For thirty minutes he holds me in the backseat, not saying anything, simply holding me. When we finally pull up to the mansion and make it into the house, he doesn’t put me down. He carries me up the stairs and into the bedroom. I know that I should say something. Slap him. Call him an asshole. A prick. A heartbreaker...something. At the very least I should run for the door and never look back, but I am frozen. Stuck in a block of ice, surrounded by what used to be a lively, beating heart, but is now a nonfunctioning shell of heartache. The funny thing is, I hadn't realized how much of my heart I had given him until this moment. All of it.
“Flower, look at me. Please tell me what happened.” he removes my clothes, one article at a time, kissing me, rubbing my back. I don’t have it in me to react. I honestly couldn’t tell you what I feel right now besides numb. “Lilah, damn it, look at me. You do not get to speak to another man about whatever the hell happened but then block me out.” The descension in his voice gets my attention. I almost want to laugh. How funny is it that he thinks he has the right to tell me what I can and can’t do when he has been lying to me this entire time?

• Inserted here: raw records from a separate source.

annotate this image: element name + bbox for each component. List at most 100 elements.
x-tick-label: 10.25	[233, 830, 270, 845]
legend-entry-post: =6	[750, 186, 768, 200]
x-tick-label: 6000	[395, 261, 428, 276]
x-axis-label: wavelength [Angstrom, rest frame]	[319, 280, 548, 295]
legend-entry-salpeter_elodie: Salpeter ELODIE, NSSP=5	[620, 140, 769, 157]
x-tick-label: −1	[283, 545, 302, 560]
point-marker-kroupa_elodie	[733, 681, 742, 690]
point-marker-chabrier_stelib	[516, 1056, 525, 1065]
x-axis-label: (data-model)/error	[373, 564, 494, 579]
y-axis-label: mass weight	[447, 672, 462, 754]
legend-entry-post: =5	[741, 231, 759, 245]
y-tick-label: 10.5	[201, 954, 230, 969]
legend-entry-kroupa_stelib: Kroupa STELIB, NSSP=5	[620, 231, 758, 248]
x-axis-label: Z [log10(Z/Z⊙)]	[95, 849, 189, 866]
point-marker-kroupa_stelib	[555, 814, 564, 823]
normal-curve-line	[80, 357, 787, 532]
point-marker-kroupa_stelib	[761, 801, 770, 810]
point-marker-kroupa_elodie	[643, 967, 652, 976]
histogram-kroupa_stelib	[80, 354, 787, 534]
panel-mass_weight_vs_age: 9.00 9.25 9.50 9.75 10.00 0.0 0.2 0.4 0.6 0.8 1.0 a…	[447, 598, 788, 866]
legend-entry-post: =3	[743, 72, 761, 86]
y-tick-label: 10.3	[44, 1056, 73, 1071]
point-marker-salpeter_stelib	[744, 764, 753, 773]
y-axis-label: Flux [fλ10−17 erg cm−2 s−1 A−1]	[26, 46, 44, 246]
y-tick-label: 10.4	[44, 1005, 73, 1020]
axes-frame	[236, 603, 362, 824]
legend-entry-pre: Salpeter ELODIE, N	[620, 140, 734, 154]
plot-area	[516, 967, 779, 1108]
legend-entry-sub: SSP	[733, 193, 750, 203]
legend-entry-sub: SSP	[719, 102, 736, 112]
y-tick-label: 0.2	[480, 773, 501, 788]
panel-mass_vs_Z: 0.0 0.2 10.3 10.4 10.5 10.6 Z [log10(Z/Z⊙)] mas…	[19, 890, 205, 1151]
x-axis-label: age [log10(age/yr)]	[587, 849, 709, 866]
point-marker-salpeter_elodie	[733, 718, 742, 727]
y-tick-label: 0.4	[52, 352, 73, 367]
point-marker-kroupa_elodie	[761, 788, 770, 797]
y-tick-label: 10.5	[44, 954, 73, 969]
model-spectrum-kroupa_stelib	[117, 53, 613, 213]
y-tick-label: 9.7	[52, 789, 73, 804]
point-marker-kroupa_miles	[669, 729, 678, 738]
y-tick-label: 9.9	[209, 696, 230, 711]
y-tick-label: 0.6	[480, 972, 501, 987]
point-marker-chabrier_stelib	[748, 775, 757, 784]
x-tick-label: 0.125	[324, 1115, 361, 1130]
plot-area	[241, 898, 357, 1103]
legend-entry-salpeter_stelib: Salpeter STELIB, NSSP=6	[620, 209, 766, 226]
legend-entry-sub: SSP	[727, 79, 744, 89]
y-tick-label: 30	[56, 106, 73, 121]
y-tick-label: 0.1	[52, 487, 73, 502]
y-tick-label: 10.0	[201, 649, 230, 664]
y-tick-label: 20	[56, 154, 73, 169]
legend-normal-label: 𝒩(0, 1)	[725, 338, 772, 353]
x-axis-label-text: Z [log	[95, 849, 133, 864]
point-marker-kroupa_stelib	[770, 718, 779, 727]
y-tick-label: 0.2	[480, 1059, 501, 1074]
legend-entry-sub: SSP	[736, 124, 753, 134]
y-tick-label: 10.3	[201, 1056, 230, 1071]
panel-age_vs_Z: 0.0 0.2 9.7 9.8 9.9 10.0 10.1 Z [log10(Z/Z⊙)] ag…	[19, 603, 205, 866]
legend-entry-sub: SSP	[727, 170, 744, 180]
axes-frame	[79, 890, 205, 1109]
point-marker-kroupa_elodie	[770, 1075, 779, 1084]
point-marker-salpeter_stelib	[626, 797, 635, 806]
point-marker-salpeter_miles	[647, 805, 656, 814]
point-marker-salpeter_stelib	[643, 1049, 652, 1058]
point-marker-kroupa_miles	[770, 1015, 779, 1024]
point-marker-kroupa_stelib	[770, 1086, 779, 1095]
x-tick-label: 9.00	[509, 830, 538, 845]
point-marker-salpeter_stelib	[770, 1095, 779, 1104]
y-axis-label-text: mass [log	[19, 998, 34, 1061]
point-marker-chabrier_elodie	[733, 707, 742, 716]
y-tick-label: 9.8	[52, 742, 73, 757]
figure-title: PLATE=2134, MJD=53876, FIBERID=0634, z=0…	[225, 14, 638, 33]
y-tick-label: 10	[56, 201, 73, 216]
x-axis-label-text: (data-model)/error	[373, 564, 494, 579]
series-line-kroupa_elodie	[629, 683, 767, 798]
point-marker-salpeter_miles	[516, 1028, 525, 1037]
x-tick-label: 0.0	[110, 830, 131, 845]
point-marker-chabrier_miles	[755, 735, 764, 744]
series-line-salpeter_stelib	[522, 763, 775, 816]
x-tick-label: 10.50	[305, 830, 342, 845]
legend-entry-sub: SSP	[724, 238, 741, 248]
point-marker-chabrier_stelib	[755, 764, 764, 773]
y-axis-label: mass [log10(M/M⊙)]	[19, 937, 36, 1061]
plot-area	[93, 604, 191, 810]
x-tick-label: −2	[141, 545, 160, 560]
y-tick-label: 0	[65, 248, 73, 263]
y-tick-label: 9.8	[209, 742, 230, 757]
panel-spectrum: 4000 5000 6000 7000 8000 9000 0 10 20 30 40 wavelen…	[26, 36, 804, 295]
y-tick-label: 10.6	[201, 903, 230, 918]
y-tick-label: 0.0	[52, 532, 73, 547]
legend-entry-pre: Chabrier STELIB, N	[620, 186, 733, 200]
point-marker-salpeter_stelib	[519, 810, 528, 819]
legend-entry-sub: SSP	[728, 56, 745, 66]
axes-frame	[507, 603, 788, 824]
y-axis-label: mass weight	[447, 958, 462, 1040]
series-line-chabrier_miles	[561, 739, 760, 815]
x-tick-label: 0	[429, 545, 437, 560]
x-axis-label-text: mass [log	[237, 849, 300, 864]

Everything that happens next is in slow motion, like having an out body experience while watching the Matrix. I see my hand slap him across the face, but I can’t stop it from happening. “I see.” is all he says. Standing, he begins removing his clothes, never looking away from me. I can feel the pulse in my neck quickening as my breathing becomes labored. Against my volition, my body responds to his actions, waiting, anticipating what’s coming. Run stupid. The voice in my head is screaming. Don’t sit here and be the prey. The stupid girl that can’t take a hint. My mind is the smart one. The one that is trying to save whatever dignity I have left. But it is my traitorous body that is winning. The one that is calling the shots. My nipples are hard and aching, craving his mouth and those pinches of pain from being bitten and sucked like juice from a fruit. My pussy is pulsing in sync with my neck, leaking all over the bed, waiting for this man, this lying cheating gorgeous man to make her feel, scream, and stretch. “You need it rough, baby? Have I been too gentle with you?” my entire body is buzzing, shaking as I prepare for him. Gripping his cock, he walks to me, standing over me like a giant. His cock, pointing at my mouth, one of its favorite places to be. He grabs the back of my head and pulls me toward his cock. “If you won’t use your mouth to speak to me, then use it to suck me. Open!” I push against his thighs, feigning resistance for my own conscience, a way to soothe the inner me that is protesting against this, yelling for me to walk away, but we both know I won’t. I am addicted.
My mouth opens, no longer pretending I don’t want…no…need this right now. I do. I need him to tell me it was all a lie. Tell me he isn’t getting married to her and that everything he has said to me has been the truth. I need to know that what I am feeling, what he has made me feel is real and mutual. He pushes further into my mouth, hitting the back of my throat. I have learned how to breathe through my nose and swallow, allowing him to go further. My eyes fill with tears and my nose begins to run as he suffocates me, restricting my air flow. “Fuck, I am going to spend the next fifty years breaking your tiny throat in. Look at how beautiful you look crying and distressed. This is what you needed isn’t it?” He pushes in a couple more times and then pulls out.
I am gasping for air, holding my chest, and crying. Torn between what my mind is saying and what my heart knows. He pushes me back into the bed and climbs over me. His eyes are pleading with me to talk to him, tell him and confide in him, but I am afraid. I am scared of what it means if I lay it out in the open, raw, and unfiltered, obliterating what’s left of the shell I have protecting me from heartbreak.
His mouth touches mine as he slides inside of me, slowly and with care. We rock against each other, love passing from one to another. “My flower, please tell me what took the light from your eyes.” I can’t speak right now. I just want to feel how he moves inside of me, hitting places I didn’t know existed.